Capertee Valley

We set off so early for our big day in Capertee Valley that it was only just starting to become light which meant slow and careful driving to avoid macropods crossing the road. The day’s weather forecast was perfect but the temperature started off so low we had all our warm gear on including beanies! The first couple of birding sites were fairly quiet, possibly due to our early start, but that all changed when we drove into Glen Alice. The air was full of birdsong and the flowering Eucalypts were alive with Masked, White-browed and Dusky Woodswallows. Little Lorikeets were also nectar feeding as well as several Honeyeater species. And then we heard Babblers and had some good views of White-browed Babbler, most especially a pair involved in the early stages of nest/roost construction. Babblers are busy birds and always seem to be moving just ahead of us so it was lovely to have an opportunity to watch a couple interacting (discussing the construction?) and occasionally perching.

A sighting of Scarlet Honeyeaters was an exciting moment and we enjoyed watching a Crested Shriketit ripping into the bark peeling off a tree until it gleefully swallowed a grub whole. However, the absolute winner without any doubt has to be Regent Honeyeaters! Two pairs were flying from tree to tree, feeding occasionally then sitting and preening so we had plenty of opportunities to visually saturate ourselves. Classified as a Critically Endangered Species this may be the only time we see these beautiful honeyeaters. When they fan out their tail and it is backlit by the sun they really glow but at rest in the foliage they are surprisingly well camouflaged.

A stroll about Coorongooba campground after our morning coffee gave us the unexpected delight of a lyrebird. She seemed a little surprised by our presence and made a hasty exit!

I could hear Allen’s camera whirring away as she sped up – I just love this shot.

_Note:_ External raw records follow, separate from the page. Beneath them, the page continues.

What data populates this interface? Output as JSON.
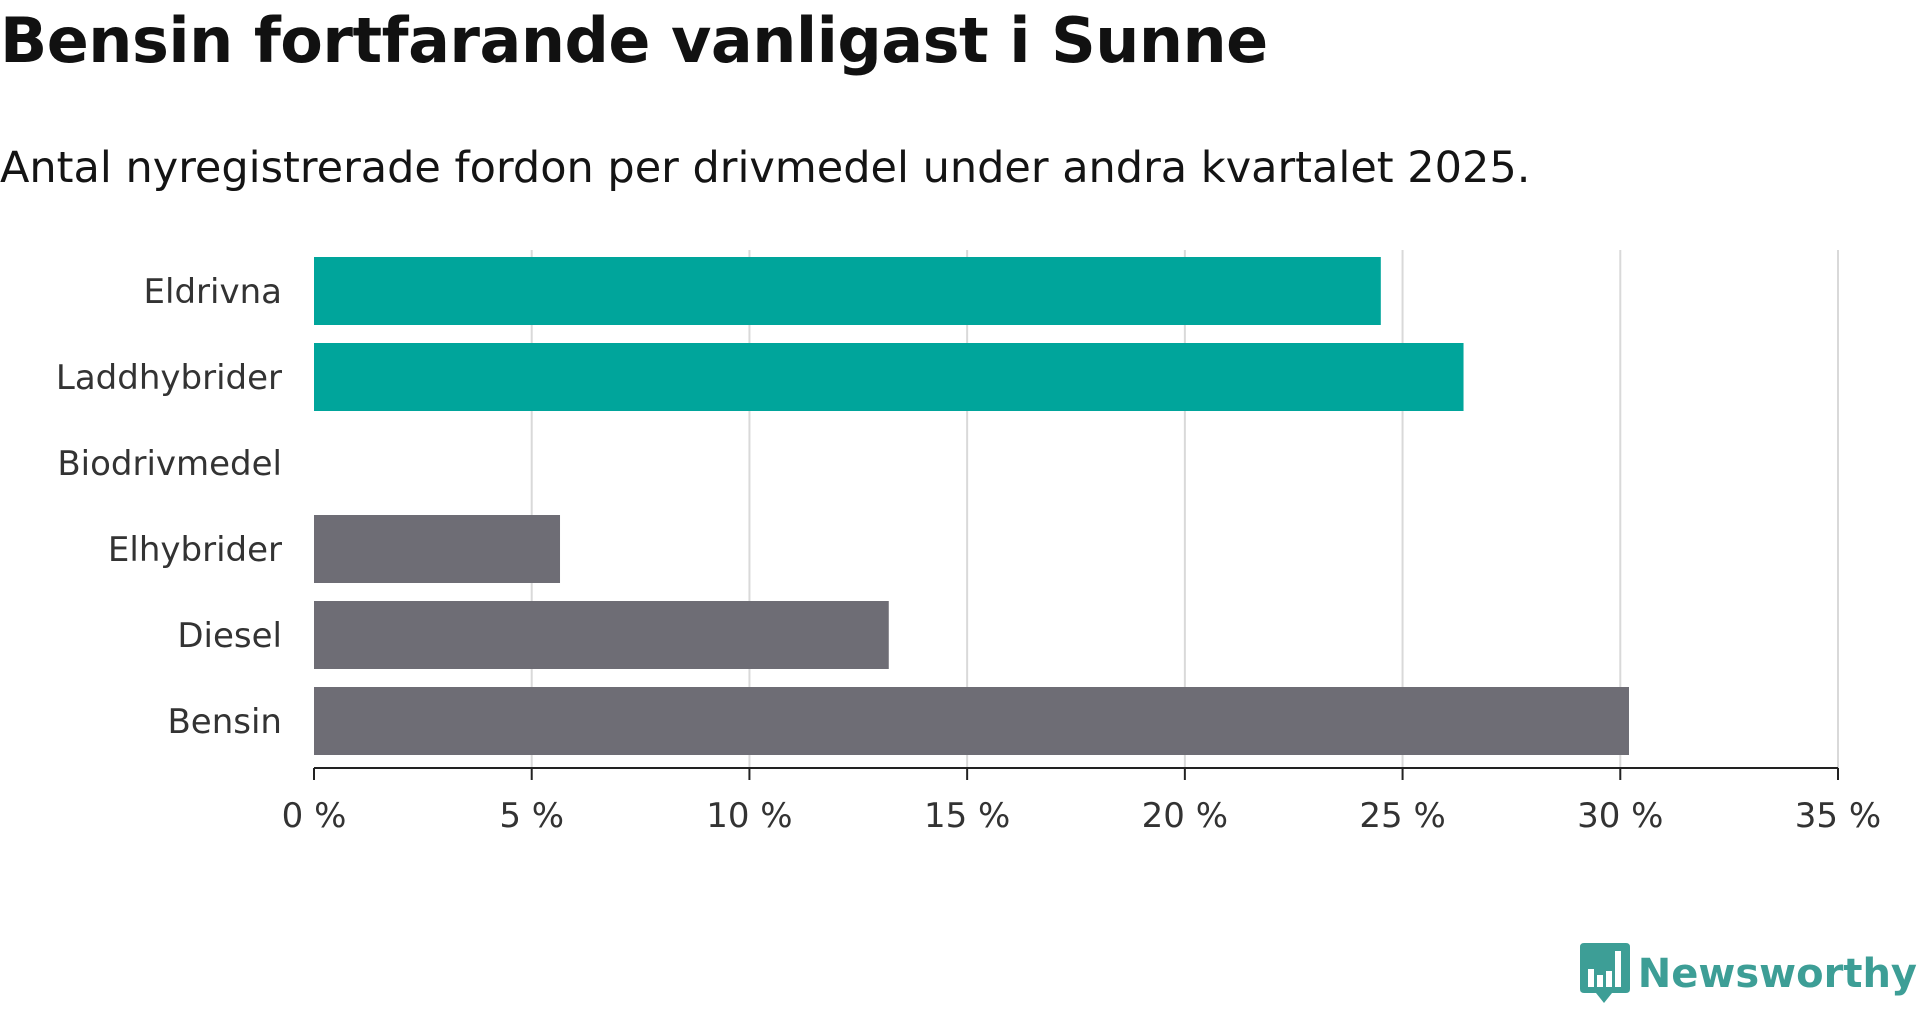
{
  "colors": {
    "ev": "#00a59b",
    "fossil": "#6e6d75",
    "grid": "#d9d9d9",
    "axis": "#222222",
    "brand": "#3d9e96"
  },
  "logo": {
    "icon": "newsworthy-logo-icon",
    "text": "Newsworthy"
  },
  "chart_data": {
    "type": "bar",
    "orientation": "horizontal",
    "title": "Bensin fortfarande vanligast i Sunne",
    "subtitle": "Antal nyregistrerade fordon per drivmedel under andra kvartalet 2025.",
    "xlabel": "",
    "ylabel": "",
    "categories": [
      "Eldrivna",
      "Laddhybrider",
      "Biodrivmedel",
      "Elhybrider",
      "Diesel",
      "Bensin"
    ],
    "values": [
      24.5,
      26.4,
      0,
      5.65,
      13.2,
      30.2
    ],
    "bar_colors": [
      "#00a59b",
      "#00a59b",
      "#00a59b",
      "#6e6d75",
      "#6e6d75",
      "#6e6d75"
    ],
    "xlim": [
      0,
      35
    ],
    "xticks": [
      0,
      5,
      10,
      15,
      20,
      25,
      30,
      35
    ],
    "xtick_labels": [
      "0 %",
      "5 %",
      "10 %",
      "15 %",
      "20 %",
      "25 %",
      "30 %",
      "35 %"
    ],
    "grid": "vertical"
  }
}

We’ve added a few Parrot species to our trip list recently. After looking unsuccessfully for Eastern Rosellas on the Mt Kaputar day we saw them on numerous occasions as we journeyed to Rylstone. We temporarily renamed the road from Binnaway to Coolah “Eastern Rosella Drive” because we had so many sightings! Turquoise parrots are on the Capertee Valley list and although we have seen them previously we were hoping for another look. Not until we were driving away from our lunch spot were we rewarded and I was so excited that my ability to form a sentence left me pointing out the car window and saying “that’s them ……birds!” So many birdy highlights in one lovely day out.